By McLachlin J. (dissenting)

Schachter v. Canada, [1992] 2 S.C.R. 679.

Statutes and Regulations Cited

Act respecting the extension and application of “The Fisheries Act,” to and in the Provinces of British Columbia, Prince Edward Island and Manitoba, S.C. 1874, c. 28.

British Columbia Fishery (General) Regulations, SOR/84-248, s. 4(1) .

Canadian Charter of Rights and Freedoms , ss. 1 , 6(1) .

Constitution Act, 1982 , ss. 35(1) , 52 .

English Law Ordinance, 1867, S.B.C. 1867, No. 70, s. 2 [now Law and Equity Act, R.S.B.C. 1979, c. 224, s. 2].

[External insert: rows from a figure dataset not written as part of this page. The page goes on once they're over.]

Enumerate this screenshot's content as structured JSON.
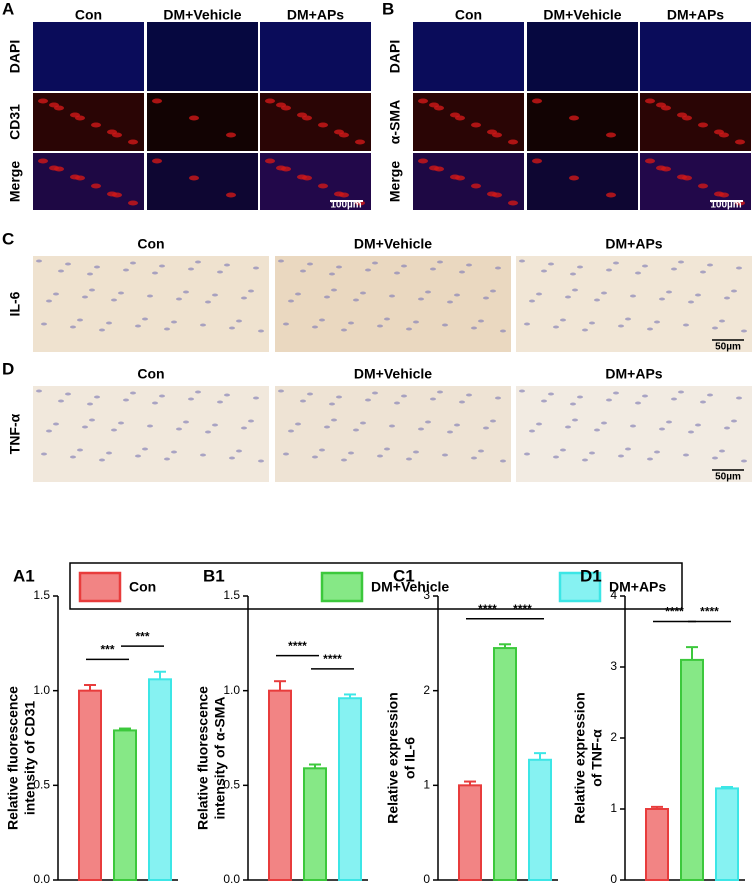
{
  "panel_A": {
    "label": "A",
    "columns": [
      "Con",
      "DM+Vehicle",
      "DM+APs"
    ],
    "rows": [
      "DAPI",
      "CD31",
      "Merge"
    ],
    "scale_bar": "100µm"
  },
  "panel_B": {
    "label": "B",
    "columns": [
      "Con",
      "DM+Vehicle",
      "DM+APs"
    ],
    "rows": [
      "DAPI",
      "α-SMA",
      "Merge"
    ],
    "scale_bar": "100µm"
  },
  "panel_C": {
    "label": "C",
    "columns": [
      "Con",
      "DM+Vehicle",
      "DM+APs"
    ],
    "row": "IL-6",
    "scale_bar": "50µm"
  },
  "panel_D": {
    "label": "D",
    "columns": [
      "Con",
      "DM+Vehicle",
      "DM+APs"
    ],
    "row": "TNF-α",
    "scale_bar": "50µm"
  },
  "legend": {
    "labels": [
      "Con",
      "DM+Vehicle",
      "DM+APs"
    ],
    "colors": [
      "#f28484",
      "#86e886",
      "#86f2f2"
    ],
    "edge_colors": [
      "#e83c3c",
      "#3cc83c",
      "#3ce6e6"
    ]
  },
  "chart_data": [
    {
      "type": "bar",
      "panel": "A1",
      "ylabel": [
        "Relative fluorescence",
        "intensity of CD31"
      ],
      "values": [
        1.0,
        0.79,
        1.06
      ],
      "errors": [
        0.03,
        0.01,
        0.04
      ],
      "ylim": [
        0,
        1.5
      ],
      "yticks": [
        {
          "value": 0,
          "label": "0.0"
        },
        0.5,
        {
          "value": 1,
          "label": "1.0"
        },
        1.5
      ],
      "comparisons": [
        {
          "groups": [
            "Con",
            "DM+Vehicle"
          ],
          "label": "***"
        },
        {
          "groups": [
            "DM+Vehicle",
            "DM+APs"
          ],
          "label": "***"
        }
      ]
    },
    {
      "type": "bar",
      "panel": "B1",
      "ylabel": [
        "Relative fluorescence",
        "intensity of α-SMA"
      ],
      "values": [
        1.0,
        0.59,
        0.96
      ],
      "errors": [
        0.05,
        0.02,
        0.02
      ],
      "ylim": [
        0,
        1.5
      ],
      "yticks": [
        {
          "value": 0,
          "label": "0.0"
        },
        0.5,
        {
          "value": 1,
          "label": "1.0"
        },
        1.5
      ],
      "comparisons": [
        {
          "groups": [
            "Con",
            "DM+Vehicle"
          ],
          "label": "****"
        },
        {
          "groups": [
            "DM+Vehicle",
            "DM+APs"
          ],
          "label": "****"
        }
      ]
    },
    {
      "type": "bar",
      "panel": "C1",
      "ylabel": [
        "Relative expression",
        "of IL-6"
      ],
      "values": [
        1.0,
        2.45,
        1.27
      ],
      "errors": [
        0.04,
        0.04,
        0.07
      ],
      "ylim": [
        0,
        3
      ],
      "yticks": [
        0,
        1,
        2,
        3
      ],
      "comparisons": [
        {
          "groups": [
            "Con",
            "DM+Vehicle"
          ],
          "label": "****"
        },
        {
          "groups": [
            "DM+Vehicle",
            "DM+APs"
          ],
          "label": "****"
        }
      ]
    },
    {
      "type": "bar",
      "panel": "D1",
      "ylabel": [
        "Relative expression",
        "of TNF-α"
      ],
      "values": [
        1.0,
        3.1,
        1.29
      ],
      "errors": [
        0.03,
        0.18,
        0.02
      ],
      "ylim": [
        0,
        4
      ],
      "yticks": [
        0,
        1,
        2,
        3,
        4
      ],
      "comparisons": [
        {
          "groups": [
            "Con",
            "DM+Vehicle"
          ],
          "label": "****"
        },
        {
          "groups": [
            "DM+Vehicle",
            "DM+APs"
          ],
          "label": "****"
        }
      ]
    }
  ]
}
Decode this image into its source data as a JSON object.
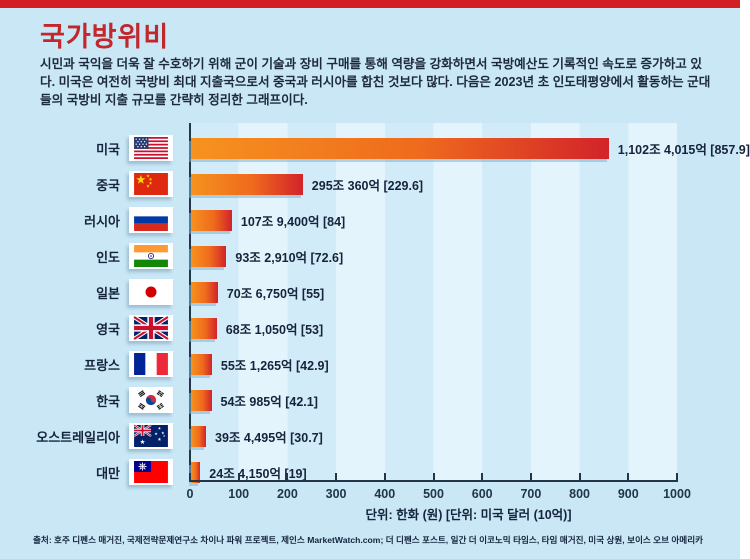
{
  "page": {
    "title": "국가방위비",
    "intro": "시민과 국익을 더욱 잘 수호하기 위해 군이 기술과 장비 구매를 통해 역량을 강화하면서 국방예산도 기록적인 속도로 증가하고 있다. 미국은 여전히 국방비 최대 지출국으로서 중국과 러시아를 합친 것보다 많다. 다음은 2023년 초 인도태평양에서 활동하는 군대들의 국방비 지출 규모를 간략히 정리한 그래프이다.",
    "source": "출처: 호주 디펜스 매거진, 국제전략문제연구소 차이나 파워 프로젝트, 제인스 MarketWatch.com; 더 디펜스 포스트, 일간 더 이코노믹 타임스, 타임 매거진, 미국 상원, 보이스 오브 아메리카",
    "accent_red": "#d21f26",
    "background": "#c9e7f5"
  },
  "chart_data": {
    "type": "bar",
    "orientation": "horizontal",
    "title": "국가방위비",
    "unit_label": "단위: 한화 (원) [단위: 미국 달러 (10억)]",
    "xlim": [
      0,
      1000
    ],
    "x_ticks": [
      0,
      100,
      200,
      300,
      400,
      500,
      600,
      700,
      800,
      900,
      1000
    ],
    "grid": "alternating vertical bands every 100 units",
    "bar_gradient": [
      "#f6921e",
      "#d2232a"
    ],
    "categories": [
      "미국",
      "중국",
      "러시아",
      "인도",
      "일본",
      "영국",
      "프랑스",
      "한국",
      "오스트레일리아",
      "대만"
    ],
    "values": [
      857.9,
      229.6,
      84,
      72.6,
      55,
      53,
      42.9,
      42.1,
      30.7,
      19
    ],
    "rows": [
      {
        "country": "미국",
        "flag": "usa",
        "value": 857.9,
        "label": "1,102조 4,015억 [857.9]"
      },
      {
        "country": "중국",
        "flag": "china",
        "value": 229.6,
        "label": "295조 360억 [229.6]"
      },
      {
        "country": "러시아",
        "flag": "russia",
        "value": 84,
        "label": "107조 9,400억 [84]"
      },
      {
        "country": "인도",
        "flag": "india",
        "value": 72.6,
        "label": "93조 2,910억 [72.6]"
      },
      {
        "country": "일본",
        "flag": "japan",
        "value": 55,
        "label": "70조 6,750억 [55]"
      },
      {
        "country": "영국",
        "flag": "uk",
        "value": 53,
        "label": "68조 1,050억 [53]"
      },
      {
        "country": "프랑스",
        "flag": "france",
        "value": 42.9,
        "label": "55조 1,265억 [42.9]"
      },
      {
        "country": "한국",
        "flag": "korea",
        "value": 42.1,
        "label": "54조 985억 [42.1]"
      },
      {
        "country": "오스트레일리아",
        "flag": "australia",
        "value": 30.7,
        "label": "39조 4,495억 [30.7]"
      },
      {
        "country": "대만",
        "flag": "taiwan",
        "value": 19,
        "label": "24조 4,150억 [19]"
      }
    ]
  }
}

Fisheries Act, R.S.C., 1985, c. F‑14  (formerly R.S.C. 1970, c. F-14).

Fisheries Act, S.C. 1868, c. 60.

Gitksan‑Wet’suwet’en Indian Fishing By‑Law, SOR/86‑612, ss. 2, 3, 4.

Indian Act, R.S.C., 1985, c. I‑5 , s. 81(1) (o) [am. c. 32 (1st Supp.), s. 15(3) ] (formerly R.S.C. 1970, c. I-6 [am. S.C. 1985, c. 27, s. 15.1(2)]).

North-West Territories Act, R.S.C. 1886, c. 50, s. 11.

Authors Cited

Coulson, H. J. W., and Urquhart A. Forbes.  The Law relating to Waters, 2nd ed.  London:  Sweet and Maxwell, 1902.

La Forest, Gérard V.  Water Law in Canada — The Atlantic Provinces.  Ottawa:  Information Canada, 1973.

APPEAL from a judgment of the British Columbia Court of Appeal (1993), 80 B.C.L.R. (2d) 245, [1993] 5 W.W.R. 629, [1993] 4 C.N.L.R. 117, 33 B.C.A.C. 18, 54 W.A.C. 18, allowing the Crown’s appeal from a decision of the British Columbia Supreme Court (1990), 51 B.C.L.R. (2d) 247, [1991] 2 W.W.R. 359, [1991] 1 C.N.L.R. 162, 5 C.R.R. (2d) 118, upholding the acquittal of the accused by Smyth Prov. Ct. J., [1989] 4 C.N.L.R. 143, on a charge of fishing without a licence.  Appeal allowed, L’Heureux‑Dubé and McLachlin JJ. dissenting.